The two churches discovered at the northern edge of the main cemetery remained in use. The choir of the Saint-Barthélemy church was given an eastern annex. The church of Saint-Pierre was rebuilt from the foundations up, but without changing the layout. To the south, the apse was flanked by a tower. When we compare a plan that predates the demolition of the Saint-Paul collegiate church with François Debret survey of the cleared-off vestiges in 1842-43, as well as with more recent observations carried out on smaller surface areas, we may conclude that the church was reconstructed along the lines of a basilica. The nave, with its two rows of drum piers, was eight bays long and was directly connected to a choir that ended in a hemicycle. A square bell tower was located in the final bay of the southern side aisle, and was flanked to the east by a circular turret staircase built partially into the construction.

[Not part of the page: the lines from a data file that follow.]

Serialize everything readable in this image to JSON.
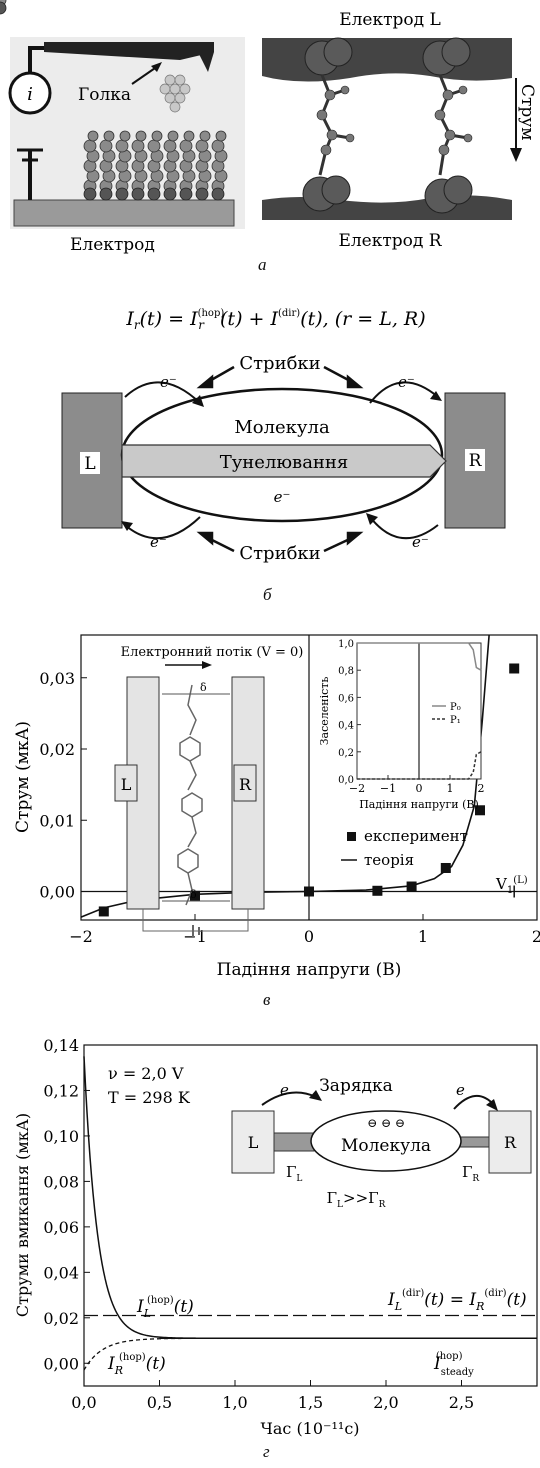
{
  "panel_a": {
    "current_symbol": "i",
    "needle_label": "Голка",
    "electrode_label": "Електрод",
    "electrode_L": "Електрод L",
    "electrode_R": "Електрод R",
    "current_label": "Струм",
    "caption": "а"
  },
  "panel_b": {
    "formula": {
      "lhs_I": "I",
      "lhs_sub": "r",
      "lhs_t": "(t) = ",
      "I1": "I",
      "I1_sup": "(hop)",
      "I1_sub": "r",
      "I1_t": "(t) + ",
      "I2": "I",
      "I2_sup": "(dir)",
      "I2_t": "(t), (r = L, R)"
    },
    "hops_top": "Стрибки",
    "hops_bottom": "Стрибки",
    "molecule": "Молекула",
    "tunneling": "Тунелювання",
    "electron": "e⁻",
    "L": "L",
    "R": "R",
    "caption": "б"
  },
  "panel_c": {
    "caption": "в",
    "inset_title": "Електронний потік (V = 0)",
    "inset_L": "L",
    "inset_R": "R",
    "inset_delta": "δ",
    "legend_experiment": "експеримент",
    "legend_theory": "теорія",
    "v_label": "V",
    "v_sub": "1",
    "v_sup": "(L)",
    "chart_data": {
      "type": "scatter",
      "xlabel": "Падіння напруги (В)",
      "ylabel": "Струм (мкА)",
      "xlim": [
        -2,
        2
      ],
      "ylim": [
        -0.004,
        0.036
      ],
      "x_ticks": [
        "−2",
        "−1",
        "0",
        "1",
        "2"
      ],
      "y_ticks": [
        "0,00",
        "0,01",
        "0,02",
        "0,03"
      ],
      "series": [
        {
          "name": "експеримент",
          "x": [
            -1.8,
            -1.5,
            -1.0,
            -0.5,
            0.0,
            0.6,
            0.9,
            1.2,
            1.5,
            1.8
          ],
          "y": [
            -0.0028,
            -0.0016,
            -0.0006,
            -0.0002,
            0.0,
            0.0001,
            0.0007,
            0.0033,
            0.0114,
            0.0313
          ]
        },
        {
          "name": "теорія",
          "x": [
            -2.0,
            -1.8,
            -1.5,
            -1.0,
            -0.5,
            0.0,
            0.5,
            0.9,
            1.1,
            1.25,
            1.35,
            1.45,
            1.52,
            1.58
          ],
          "y": [
            -0.0036,
            -0.0023,
            -0.0012,
            -0.0004,
            -0.0001,
            0.0,
            0.0002,
            0.0008,
            0.0018,
            0.0035,
            0.0065,
            0.012,
            0.024,
            0.037
          ]
        }
      ],
      "v1_marker": 1.8
    },
    "inset_chart": {
      "type": "line",
      "xlabel": "Падіння напруги (В)",
      "ylabel": "Заселеність",
      "xlim": [
        -2,
        2
      ],
      "ylim": [
        0,
        1
      ],
      "x_ticks": [
        "−2",
        "−1",
        "0",
        "1",
        "2"
      ],
      "y_ticks": [
        "0,0",
        "0,2",
        "0,4",
        "0,6",
        "0,8",
        "1,0"
      ],
      "legend": [
        "P₀",
        "P₁"
      ]
    }
  },
  "panel_d": {
    "caption": "г",
    "nu_line": "ν = 2,0 V",
    "t_line": "T = 298 K",
    "charging": "Зарядка",
    "molecule": "Молекула",
    "e": "e",
    "L": "L",
    "R": "R",
    "gammaL": "Γ",
    "gammaL_sub": "L",
    "gammaR": "Γ",
    "gammaR_sub": "R",
    "relation": "Γ",
    "relation_mid": ">>Γ",
    "chart_data": {
      "type": "line",
      "xlabel": "Час (10⁻¹¹с)",
      "ylabel": "Струми вмикання (мкА)",
      "xlim": [
        0,
        3.0
      ],
      "ylim": [
        -0.01,
        0.14
      ],
      "x_ticks": [
        "0,0",
        "0,5",
        "1,0",
        "1,5",
        "2,0",
        "2,5"
      ],
      "y_ticks": [
        "0,00",
        "0,02",
        "0,04",
        "0,06",
        "0,08",
        "0,10",
        "0,12",
        "0,14"
      ],
      "series": [
        {
          "name": "I_L^(hop)(t)",
          "type": "decay",
          "start": 0.135,
          "steady": 0.011
        },
        {
          "name": "I_R^(hop)(t)",
          "type": "rise",
          "start": -0.003,
          "steady": 0.011
        },
        {
          "name": "I_L^(dir)(t) = I_R^(dir)(t)",
          "type": "constant",
          "value": 0.021
        },
        {
          "name": "I_steady^(hop)",
          "type": "constant",
          "value": 0.011
        }
      ]
    },
    "labels": {
      "IL_hop": "I",
      "IL_hop_sub": "L",
      "IL_hop_sup": "(hop)",
      "t": "(t)",
      "IR_hop": "I",
      "IR_hop_sub": "R",
      "IR_hop_sup": "(hop)",
      "dir_I": "I",
      "dir_sub_L": "L",
      "dir_sub_R": "R",
      "dir_sup": "(dir)",
      "dir_eq": "(t) = ",
      "steady_I": "I",
      "steady_sub": "steady",
      "steady_sup": "(hop)"
    }
  }
}
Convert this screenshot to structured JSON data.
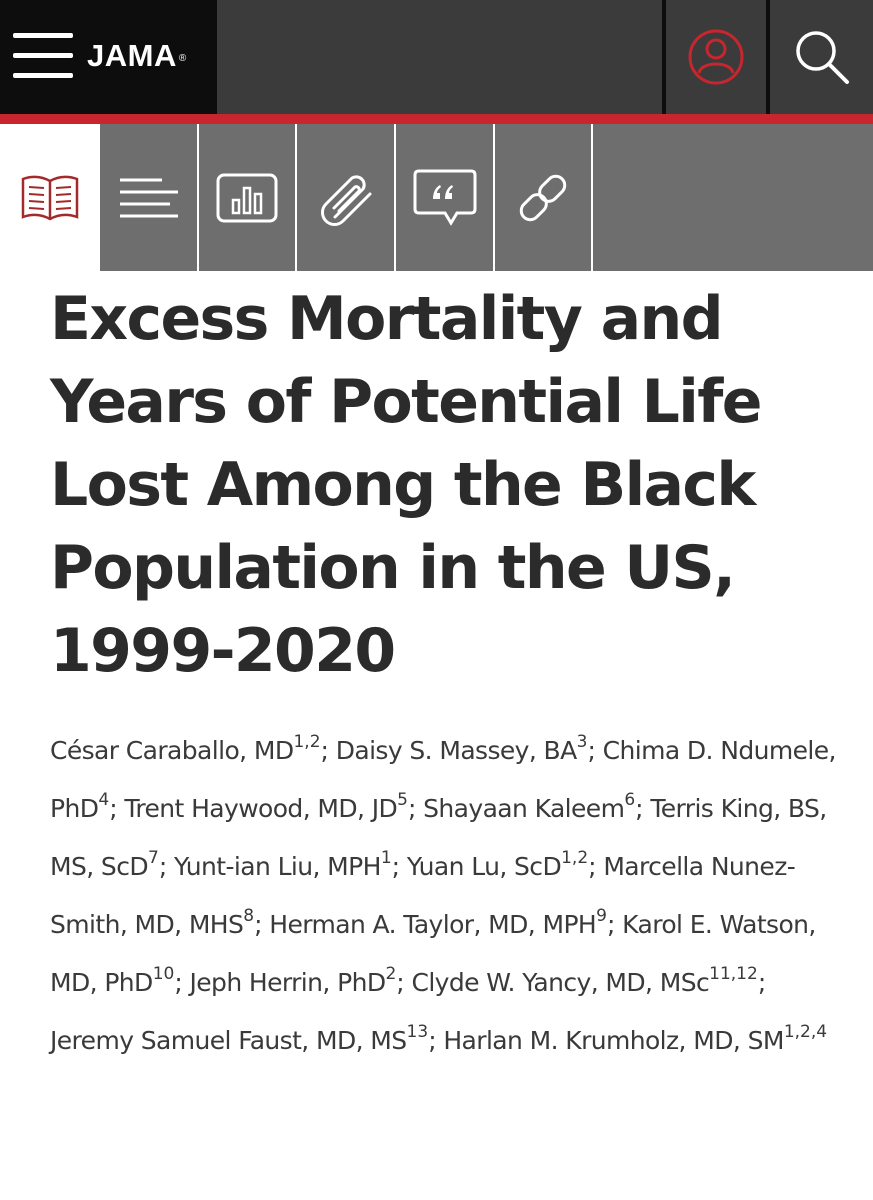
{
  "header": {
    "logo_text": "JAMA",
    "logo_mark": "®",
    "menu_icon": "hamburger-menu-icon",
    "account_icon": "user-account-icon",
    "search_icon": "search-icon"
  },
  "colors": {
    "accent": "#c8262e",
    "topbar_dark": "#0d0d0d",
    "topbar_gray": "#3b3b3b",
    "tabs_gray": "#6e6e6e",
    "text": "#2b2b2b"
  },
  "tabs": [
    {
      "icon": "open-book-icon",
      "active": true
    },
    {
      "icon": "text-lines-icon",
      "active": false
    },
    {
      "icon": "bar-chart-icon",
      "active": false
    },
    {
      "icon": "paperclip-icon",
      "active": false
    },
    {
      "icon": "quote-bubble-icon",
      "active": false
    },
    {
      "icon": "link-icon",
      "active": false
    }
  ],
  "article": {
    "title": "Excess Mortality and Years of Potential Life Lost Among the Black Population in the US, 1999-2020",
    "authors": [
      {
        "name": "César Caraballo, MD",
        "aff": "1,2"
      },
      {
        "name": "Daisy S. Massey, BA",
        "aff": "3"
      },
      {
        "name": "Chima D. Ndumele, PhD",
        "aff": "4"
      },
      {
        "name": "Trent Haywood, MD, JD",
        "aff": "5"
      },
      {
        "name": "Shayaan Kaleem",
        "aff": "6"
      },
      {
        "name": "Terris King, BS, MS, ScD",
        "aff": "7"
      },
      {
        "name": "Yunt-ian Liu, MPH",
        "aff": "1"
      },
      {
        "name": "Yuan Lu, ScD",
        "aff": "1,2"
      },
      {
        "name": "Marcella Nunez-Smith, MD, MHS",
        "aff": "8"
      },
      {
        "name": "Herman A. Taylor, MD, MPH",
        "aff": "9"
      },
      {
        "name": "Karol E. Watson, MD, PhD",
        "aff": "10"
      },
      {
        "name": "Jeph Herrin, PhD",
        "aff": "2"
      },
      {
        "name": "Clyde W. Yancy, MD, MSc",
        "aff": "11,12"
      },
      {
        "name": "Jeremy Samuel Faust, MD, MS",
        "aff": "13"
      },
      {
        "name": "Harlan M. Krumholz, MD, SM",
        "aff": "1,2,4"
      }
    ],
    "author_separator": "; "
  }
}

The morphology of of the residential area was also altered by the accelerated pace of new construction. An initial building, with faced walls, is aligned with a standing section of the wall of the former palace. The most basic hypothesis allows us to reconstruct it as a roughly square house with at least one floor. An imposing perimeter wall abutted the northeast corner of the house, and connected in a straight line with the Saint-Barthélemy church 48 meters to the east. There is a break in the middle of this wall that probably corresponded to a gate. To the east, the wall delimited a funerary zone. To the west, in combination with the wall section from the former palace, it created an oblong courtyard whose small eastern end was closed off by an isolated tower. Later, a fourth church was built, dedicated to Saint-Michel-du-Degré. Its rectangular apse-which a passageway separated from the gable of the Saint-Barthélemy church-was connected to a single nave that abutted the cemetery's boundary wall. The western façade of the church appears to appropriate the isolated tower. Although the building was buttressed, a simple roof probably provided cover.